Black bears (or Ursus americanus) are large omnivores known for their brown-flecked dark fur, elongated and nonretractile claws, and may or may not have distinguishable white markings on the chest. They can weigh as much as 440 pounds! However, the average male weighs around 300-350 pounds and can get up to six feet long. The average female weighs 120-160 pounds, reaching a length of nearly five feet. Their life span is usually 15 to 18 years but have been known to live up to 23 years in both the wild and in captivity.
Bears are omnivorous, meaning they eat meat, but they largely forage on vegetation. Bears will eat everything from fruits (berries are their favorite) to insects and will less often resort to eating reptiles, birds, and small mammals ranging from beavers, young moose, small domestic livestock and young white-tailed deer. In the springtime bears will eat dead animals that perished in the winter and eat food that has been discarded by humans. Like vultures, they are nature’s picker-uppers but much cuter.

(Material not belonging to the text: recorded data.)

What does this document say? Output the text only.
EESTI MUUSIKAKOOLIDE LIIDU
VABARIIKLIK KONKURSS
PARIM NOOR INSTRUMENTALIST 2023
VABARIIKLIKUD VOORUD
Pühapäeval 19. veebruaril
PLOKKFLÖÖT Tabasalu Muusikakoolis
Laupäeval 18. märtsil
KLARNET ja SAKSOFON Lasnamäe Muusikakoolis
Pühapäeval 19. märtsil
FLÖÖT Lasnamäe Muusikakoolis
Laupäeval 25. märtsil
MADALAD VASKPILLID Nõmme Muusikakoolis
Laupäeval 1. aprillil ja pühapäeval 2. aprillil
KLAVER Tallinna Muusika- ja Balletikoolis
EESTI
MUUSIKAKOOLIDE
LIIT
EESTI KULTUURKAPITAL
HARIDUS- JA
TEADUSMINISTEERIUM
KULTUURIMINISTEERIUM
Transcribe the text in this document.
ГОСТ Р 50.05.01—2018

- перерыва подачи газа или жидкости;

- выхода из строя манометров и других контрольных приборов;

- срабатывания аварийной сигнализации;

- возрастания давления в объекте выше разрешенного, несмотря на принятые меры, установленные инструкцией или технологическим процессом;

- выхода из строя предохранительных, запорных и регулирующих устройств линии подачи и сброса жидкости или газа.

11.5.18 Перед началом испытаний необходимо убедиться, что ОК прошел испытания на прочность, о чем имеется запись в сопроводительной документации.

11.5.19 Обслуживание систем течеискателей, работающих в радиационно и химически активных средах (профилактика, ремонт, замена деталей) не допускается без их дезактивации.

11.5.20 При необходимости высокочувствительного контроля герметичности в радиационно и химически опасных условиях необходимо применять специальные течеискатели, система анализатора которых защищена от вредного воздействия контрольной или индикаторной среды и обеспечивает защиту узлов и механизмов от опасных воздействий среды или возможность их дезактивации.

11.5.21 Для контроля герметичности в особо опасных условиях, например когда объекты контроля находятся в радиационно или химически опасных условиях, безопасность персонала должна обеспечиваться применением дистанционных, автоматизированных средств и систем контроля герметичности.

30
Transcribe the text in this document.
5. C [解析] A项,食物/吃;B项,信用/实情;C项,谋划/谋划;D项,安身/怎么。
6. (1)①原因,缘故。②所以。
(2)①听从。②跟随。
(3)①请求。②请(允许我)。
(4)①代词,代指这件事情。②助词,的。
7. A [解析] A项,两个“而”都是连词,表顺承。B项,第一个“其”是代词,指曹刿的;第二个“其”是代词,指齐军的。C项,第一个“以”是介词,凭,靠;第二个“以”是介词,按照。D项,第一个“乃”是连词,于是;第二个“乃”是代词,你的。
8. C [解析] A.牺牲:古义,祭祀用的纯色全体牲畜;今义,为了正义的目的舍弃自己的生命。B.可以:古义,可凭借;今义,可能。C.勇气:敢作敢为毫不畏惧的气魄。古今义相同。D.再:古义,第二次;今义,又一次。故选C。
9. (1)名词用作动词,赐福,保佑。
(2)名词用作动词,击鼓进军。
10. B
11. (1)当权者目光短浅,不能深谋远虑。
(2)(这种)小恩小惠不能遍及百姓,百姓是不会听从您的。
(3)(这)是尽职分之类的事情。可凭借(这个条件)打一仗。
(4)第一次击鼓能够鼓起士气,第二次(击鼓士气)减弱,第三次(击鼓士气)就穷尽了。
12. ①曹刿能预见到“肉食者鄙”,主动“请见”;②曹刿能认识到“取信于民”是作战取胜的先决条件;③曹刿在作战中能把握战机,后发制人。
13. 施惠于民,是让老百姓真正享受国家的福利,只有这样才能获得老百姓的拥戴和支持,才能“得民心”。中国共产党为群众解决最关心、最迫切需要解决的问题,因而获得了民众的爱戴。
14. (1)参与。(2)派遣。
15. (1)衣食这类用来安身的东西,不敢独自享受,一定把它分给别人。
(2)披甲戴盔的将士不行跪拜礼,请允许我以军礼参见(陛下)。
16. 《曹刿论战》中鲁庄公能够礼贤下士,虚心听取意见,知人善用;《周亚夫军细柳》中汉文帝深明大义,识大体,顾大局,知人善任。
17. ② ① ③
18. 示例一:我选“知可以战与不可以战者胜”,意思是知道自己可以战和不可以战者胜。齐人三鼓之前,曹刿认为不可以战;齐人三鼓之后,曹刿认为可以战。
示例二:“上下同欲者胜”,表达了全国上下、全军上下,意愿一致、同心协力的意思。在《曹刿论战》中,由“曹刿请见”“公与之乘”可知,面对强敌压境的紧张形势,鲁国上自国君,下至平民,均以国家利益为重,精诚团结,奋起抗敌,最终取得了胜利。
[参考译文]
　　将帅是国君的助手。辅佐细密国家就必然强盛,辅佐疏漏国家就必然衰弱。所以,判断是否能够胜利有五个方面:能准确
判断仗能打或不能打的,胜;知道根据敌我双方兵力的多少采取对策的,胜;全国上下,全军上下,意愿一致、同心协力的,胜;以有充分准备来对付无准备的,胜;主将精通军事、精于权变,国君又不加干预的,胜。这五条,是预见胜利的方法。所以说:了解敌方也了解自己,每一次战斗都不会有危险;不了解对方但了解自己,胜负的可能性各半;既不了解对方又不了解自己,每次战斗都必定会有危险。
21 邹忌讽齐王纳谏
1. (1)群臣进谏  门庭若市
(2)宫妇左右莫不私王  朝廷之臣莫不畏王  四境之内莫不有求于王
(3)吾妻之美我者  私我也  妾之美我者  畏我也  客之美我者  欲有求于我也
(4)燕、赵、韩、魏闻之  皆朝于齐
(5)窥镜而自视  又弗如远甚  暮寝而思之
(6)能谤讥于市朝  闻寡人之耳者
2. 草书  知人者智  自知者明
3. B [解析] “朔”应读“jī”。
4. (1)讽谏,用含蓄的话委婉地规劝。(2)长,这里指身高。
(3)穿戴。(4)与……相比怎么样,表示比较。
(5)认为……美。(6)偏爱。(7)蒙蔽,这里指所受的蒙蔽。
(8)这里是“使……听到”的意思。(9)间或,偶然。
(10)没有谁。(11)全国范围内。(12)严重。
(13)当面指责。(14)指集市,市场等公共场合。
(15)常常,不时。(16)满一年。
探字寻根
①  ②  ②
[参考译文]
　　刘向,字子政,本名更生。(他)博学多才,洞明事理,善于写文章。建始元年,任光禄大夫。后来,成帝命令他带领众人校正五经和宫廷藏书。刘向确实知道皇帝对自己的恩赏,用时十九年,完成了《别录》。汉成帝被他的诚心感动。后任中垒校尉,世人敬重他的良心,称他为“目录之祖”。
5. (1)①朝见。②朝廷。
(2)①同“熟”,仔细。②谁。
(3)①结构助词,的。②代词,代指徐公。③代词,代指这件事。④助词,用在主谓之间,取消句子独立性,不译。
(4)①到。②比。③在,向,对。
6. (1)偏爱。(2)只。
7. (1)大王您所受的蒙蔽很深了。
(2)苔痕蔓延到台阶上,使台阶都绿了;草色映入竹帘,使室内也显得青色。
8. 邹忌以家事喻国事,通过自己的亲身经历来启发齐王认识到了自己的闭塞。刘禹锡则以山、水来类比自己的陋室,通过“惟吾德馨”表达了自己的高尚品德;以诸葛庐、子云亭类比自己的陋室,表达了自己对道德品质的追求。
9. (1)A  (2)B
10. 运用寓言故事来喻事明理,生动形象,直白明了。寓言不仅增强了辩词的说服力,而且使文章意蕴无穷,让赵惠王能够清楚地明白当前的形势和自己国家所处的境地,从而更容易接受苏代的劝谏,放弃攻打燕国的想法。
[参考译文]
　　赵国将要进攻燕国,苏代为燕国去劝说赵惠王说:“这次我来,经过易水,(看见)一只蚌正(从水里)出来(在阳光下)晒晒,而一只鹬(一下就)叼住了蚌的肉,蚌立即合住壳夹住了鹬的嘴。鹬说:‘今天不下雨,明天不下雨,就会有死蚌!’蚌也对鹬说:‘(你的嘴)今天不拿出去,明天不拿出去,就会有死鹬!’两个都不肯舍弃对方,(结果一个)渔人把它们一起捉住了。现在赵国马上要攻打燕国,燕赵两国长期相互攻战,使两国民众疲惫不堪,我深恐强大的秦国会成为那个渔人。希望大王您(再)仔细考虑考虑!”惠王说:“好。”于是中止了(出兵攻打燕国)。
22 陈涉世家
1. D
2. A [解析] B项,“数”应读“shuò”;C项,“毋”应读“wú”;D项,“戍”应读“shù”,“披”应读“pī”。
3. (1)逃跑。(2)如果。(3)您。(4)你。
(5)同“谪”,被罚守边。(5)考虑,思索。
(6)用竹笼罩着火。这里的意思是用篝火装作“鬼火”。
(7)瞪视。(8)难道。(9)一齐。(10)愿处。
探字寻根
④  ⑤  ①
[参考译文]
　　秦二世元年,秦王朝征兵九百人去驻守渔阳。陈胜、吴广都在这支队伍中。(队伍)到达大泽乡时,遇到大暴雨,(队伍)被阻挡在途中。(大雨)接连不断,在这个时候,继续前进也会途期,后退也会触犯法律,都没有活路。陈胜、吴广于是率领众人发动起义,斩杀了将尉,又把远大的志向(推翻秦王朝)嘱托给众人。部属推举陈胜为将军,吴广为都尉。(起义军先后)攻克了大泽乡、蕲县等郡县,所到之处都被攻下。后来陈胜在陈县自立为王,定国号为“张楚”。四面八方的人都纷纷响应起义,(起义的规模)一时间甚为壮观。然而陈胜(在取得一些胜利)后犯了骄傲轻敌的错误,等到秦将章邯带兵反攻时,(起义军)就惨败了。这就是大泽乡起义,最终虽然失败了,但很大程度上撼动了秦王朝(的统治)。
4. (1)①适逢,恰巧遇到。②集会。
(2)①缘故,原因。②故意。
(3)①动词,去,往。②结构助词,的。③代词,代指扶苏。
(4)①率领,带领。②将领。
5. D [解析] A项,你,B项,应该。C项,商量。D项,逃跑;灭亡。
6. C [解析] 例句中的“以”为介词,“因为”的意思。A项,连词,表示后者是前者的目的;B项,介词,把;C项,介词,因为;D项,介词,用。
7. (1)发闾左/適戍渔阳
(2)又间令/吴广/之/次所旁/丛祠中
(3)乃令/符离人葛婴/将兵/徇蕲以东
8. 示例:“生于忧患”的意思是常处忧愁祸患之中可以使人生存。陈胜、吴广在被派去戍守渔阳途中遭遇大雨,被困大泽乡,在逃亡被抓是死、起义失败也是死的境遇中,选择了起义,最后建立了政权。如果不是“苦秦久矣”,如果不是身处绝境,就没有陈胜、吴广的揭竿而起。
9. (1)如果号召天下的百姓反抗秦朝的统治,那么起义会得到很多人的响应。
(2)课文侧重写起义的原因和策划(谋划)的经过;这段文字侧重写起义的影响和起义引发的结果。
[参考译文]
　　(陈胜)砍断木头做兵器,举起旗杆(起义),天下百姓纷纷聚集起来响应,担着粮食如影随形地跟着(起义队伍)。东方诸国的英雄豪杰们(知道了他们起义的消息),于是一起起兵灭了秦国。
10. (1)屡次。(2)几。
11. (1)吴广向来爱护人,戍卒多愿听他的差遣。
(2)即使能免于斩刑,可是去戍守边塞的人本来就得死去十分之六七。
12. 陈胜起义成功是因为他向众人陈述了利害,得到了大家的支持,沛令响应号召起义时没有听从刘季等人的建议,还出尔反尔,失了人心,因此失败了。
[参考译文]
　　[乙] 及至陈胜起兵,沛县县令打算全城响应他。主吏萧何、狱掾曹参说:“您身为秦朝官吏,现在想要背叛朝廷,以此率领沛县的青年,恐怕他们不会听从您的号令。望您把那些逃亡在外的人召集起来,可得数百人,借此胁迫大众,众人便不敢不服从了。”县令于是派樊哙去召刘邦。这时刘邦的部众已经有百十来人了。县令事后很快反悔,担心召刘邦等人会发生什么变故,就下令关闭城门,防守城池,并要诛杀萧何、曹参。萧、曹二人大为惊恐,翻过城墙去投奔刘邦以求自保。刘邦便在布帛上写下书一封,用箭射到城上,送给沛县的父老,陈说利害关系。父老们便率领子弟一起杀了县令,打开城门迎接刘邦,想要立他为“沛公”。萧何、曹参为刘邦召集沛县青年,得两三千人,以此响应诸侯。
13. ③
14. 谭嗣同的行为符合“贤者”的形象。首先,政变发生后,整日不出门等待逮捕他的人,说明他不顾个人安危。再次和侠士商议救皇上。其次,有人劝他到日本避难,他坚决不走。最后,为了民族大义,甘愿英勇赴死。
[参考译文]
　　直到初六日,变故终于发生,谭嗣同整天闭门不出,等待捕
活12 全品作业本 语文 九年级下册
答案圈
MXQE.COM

Bears have almost no predators; it is humans that pose the most danger to them, usually by hunting (in states where it is legal) and collisions with cars. Young cubs are also sometimes killed by, bobcats and coyotes. The historic bear population has been reduced due to deforestation. Black bears are now a species of highest conservation concern in Alabama, and it is illegal to hunt them at any time of year.
Unfortunately, the population of black bears in Mobile is seeing poor genetics due to not enough diversity. The Mobile River basin only has 86 bears, based on a population estimate from 2015and the number is stagnant, whereas northeastern Alabama has seen an increase in black bear births, with the population estimate from 2015 indicating nearly 40 bears and counting. According to researcher Hannah Leeper, the bear population is growing in northeastern Alabama, possibly due to the better quality of dens. She is currently tracking bears in northeastern Alabama, mostly in Dekalb and Cherokee counties. “Bears are historic here and native to this area,” states Leeper, and hopefully bears will continue to live in our state for generations to come.